Judul: Ibuk
Penulis: Iwan Setyawan
Penerbit: Gramedia Pustaka Utama
ISBN : 978-979-22-8568-0
Tebal: 293 hlm
Dimensi: 20 cm
Tahun terbit: 2012
Cetakan: Pertama, Juni 2012
Genre: Fiksi Keluarga
Rating: 5/5
“Dapur ini penuh dengan jelaga. Hidup ini mungkin akan penuh dengan jelaga juga. Tapi anak-anakkulah yang akan memberi warna terang dalam hidupku. Ini hartaku. Dan kini saatnya, semua yang telah keluar dari rahimku bisa hidup bahagia. Tanpa jelaga.”
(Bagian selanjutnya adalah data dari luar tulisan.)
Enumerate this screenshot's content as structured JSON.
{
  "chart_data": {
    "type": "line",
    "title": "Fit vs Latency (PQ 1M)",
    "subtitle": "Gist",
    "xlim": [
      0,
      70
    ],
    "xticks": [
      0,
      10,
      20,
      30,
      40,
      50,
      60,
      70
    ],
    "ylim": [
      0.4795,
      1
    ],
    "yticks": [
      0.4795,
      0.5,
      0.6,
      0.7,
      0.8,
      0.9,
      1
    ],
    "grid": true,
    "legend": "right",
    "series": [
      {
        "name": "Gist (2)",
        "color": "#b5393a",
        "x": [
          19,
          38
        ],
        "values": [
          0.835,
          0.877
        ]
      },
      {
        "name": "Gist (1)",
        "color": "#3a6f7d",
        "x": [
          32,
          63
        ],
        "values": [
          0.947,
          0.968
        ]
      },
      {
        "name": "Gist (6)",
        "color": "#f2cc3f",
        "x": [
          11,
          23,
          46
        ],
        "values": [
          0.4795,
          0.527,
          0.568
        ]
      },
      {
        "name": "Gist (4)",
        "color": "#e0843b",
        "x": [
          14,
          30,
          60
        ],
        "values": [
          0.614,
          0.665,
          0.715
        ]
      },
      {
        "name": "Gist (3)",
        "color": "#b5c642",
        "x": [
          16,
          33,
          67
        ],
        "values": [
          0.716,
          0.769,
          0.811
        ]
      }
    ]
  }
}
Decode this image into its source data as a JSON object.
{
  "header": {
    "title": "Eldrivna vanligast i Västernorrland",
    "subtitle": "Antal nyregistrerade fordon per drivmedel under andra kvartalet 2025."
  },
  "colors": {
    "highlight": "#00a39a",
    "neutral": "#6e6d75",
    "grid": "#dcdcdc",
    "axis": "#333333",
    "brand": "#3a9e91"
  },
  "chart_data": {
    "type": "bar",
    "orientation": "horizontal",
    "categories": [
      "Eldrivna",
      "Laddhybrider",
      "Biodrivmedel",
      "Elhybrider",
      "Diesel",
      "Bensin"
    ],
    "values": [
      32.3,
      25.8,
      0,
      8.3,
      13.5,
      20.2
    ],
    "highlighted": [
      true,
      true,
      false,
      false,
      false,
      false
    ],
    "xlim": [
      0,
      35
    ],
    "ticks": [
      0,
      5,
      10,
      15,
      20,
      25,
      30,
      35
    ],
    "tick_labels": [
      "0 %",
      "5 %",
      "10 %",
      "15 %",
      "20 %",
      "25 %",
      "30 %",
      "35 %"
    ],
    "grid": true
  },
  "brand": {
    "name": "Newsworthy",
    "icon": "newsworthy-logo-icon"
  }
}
Begitulah Tinah memandang kehidupannya kini. Gadis sederhana itu telah menjadi ibuk bagi kelima anaknya. Tinah dulu tidak tamat SD. Ia harus berhenti dari Taman Siswa karena sakit menjelang ujian nasional. Setelah remaja, ia membantu neneknya, Mbok Pah, berjualan baju bekas di pasar. Di sanalah ia bertemu dengan Hasyim, seorang kenek angkot, yang kemudian menjadi suami dan ayah kelima anaknya.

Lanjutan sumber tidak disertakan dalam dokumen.